Refactor and Optimize a Complex SQL Query Using Window Functions
Given a complex SQL query with multiple nested subqueries and joins, refactor it to improve readability, performance, and maintainability while preserving the original output.
Challenge prompt
You are provided with a SQL query that calculates rank, running totals, and aggregates from a sales dataset. The original query uses multiple nested subqueries and joins that cause inefficient execution and are hard to maintain. Your task is to refactor the SQL code to use window functions and CTEs (Common Table Expressions) to improve query performance and clarity without changing the output results. Ensure your refactored query produces the same dataset with the same order and columns.
Guidance
- • Use window functions such as ROW_NUMBER(), RANK(), SUM() OVER(), or others to simplify aggregation and ranking logic.
- • Replace nested subqueries with CTE blocks for better modularity and readability.
- • Verify output consistency by comparing results before and after refactoring.
Hints
- • Look for repeated join patterns and subqueries that compute partial aggregates—these can frequently be replaced by window functions over partitions.

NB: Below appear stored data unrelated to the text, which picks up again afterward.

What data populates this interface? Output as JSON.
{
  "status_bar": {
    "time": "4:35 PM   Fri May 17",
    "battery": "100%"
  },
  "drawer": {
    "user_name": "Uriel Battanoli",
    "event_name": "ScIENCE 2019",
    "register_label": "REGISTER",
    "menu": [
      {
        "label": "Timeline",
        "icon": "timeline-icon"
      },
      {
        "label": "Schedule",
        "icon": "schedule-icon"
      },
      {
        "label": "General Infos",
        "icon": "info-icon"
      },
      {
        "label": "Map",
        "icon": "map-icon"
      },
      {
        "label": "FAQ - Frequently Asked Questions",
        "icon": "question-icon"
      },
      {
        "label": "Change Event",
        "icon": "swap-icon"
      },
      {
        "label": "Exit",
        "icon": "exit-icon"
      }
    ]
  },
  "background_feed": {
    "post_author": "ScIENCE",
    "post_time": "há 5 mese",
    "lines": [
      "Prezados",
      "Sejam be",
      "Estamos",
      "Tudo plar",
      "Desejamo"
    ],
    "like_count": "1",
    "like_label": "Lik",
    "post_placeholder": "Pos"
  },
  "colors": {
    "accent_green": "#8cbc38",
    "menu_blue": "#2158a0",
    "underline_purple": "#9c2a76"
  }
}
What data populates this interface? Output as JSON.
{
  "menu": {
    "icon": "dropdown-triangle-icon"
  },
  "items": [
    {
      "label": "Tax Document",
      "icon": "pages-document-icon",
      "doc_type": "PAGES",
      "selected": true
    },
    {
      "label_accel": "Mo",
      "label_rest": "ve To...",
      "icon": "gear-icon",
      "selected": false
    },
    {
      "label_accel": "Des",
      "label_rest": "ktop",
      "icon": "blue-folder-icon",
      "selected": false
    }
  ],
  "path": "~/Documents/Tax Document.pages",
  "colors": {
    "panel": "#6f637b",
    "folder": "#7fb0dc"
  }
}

- • Common window functions like ROW_NUMBER() and SUM() OVER(PARTITION BY ...) can often eliminate inefficient grouping and self-joins.
- • Ensure ORDER BY clauses inside window functions match the original query’s ordering to preserve ranking logic.
Starter code
WITH sales_data AS (
SELECT
s.customer_id,
s.order_date,
s.amount,
c.region
FROM sales s
JOIN customers c ON s.customer_id = c.id
),
ranked_sales AS (
SELECT
sd.customer_id,
sd.order_date,
sd.amount,
sd.region,
(SELECT COUNT(DISTINCT s2.order_date)
FROM sales_data s2
WHERE s2.customer_id = sd.customer_id
AND s2.order_date <= sd.order_date) AS order_rank
FROM sales_data sd
),
aggregated_totals AS (
SELECT
customer_id,
MAX(order_rank) AS total_orders
FROM ranked_sales
GROUP BY customer_id
),
final_output AS (
SELECT
rs.customer_id,
rs.order_date,
rs.amount,
rs.region,
rs.order_rank,
at.total_orders,
(SELECT SUM(amount) FROM sales_data WHERE customer_id = rs.customer_id AND order_date <= rs.order_date) AS running_total
FROM ranked_sales rs
JOIN aggregated_totals at ON rs.customer_id = at.customer_id
)
SELECT * FROM final_output
ORDER BY customer_id, order_date;Expected output
The result table with columns: customer_id, order_date, amount, region, order_rank (rank of order_date per customer), total_orders (total number of orders per customer), running_total (cumulative amount per customer ordered by date). The rows should be ordered by customer_id then order_date, with the same values as the original nested-subquery output.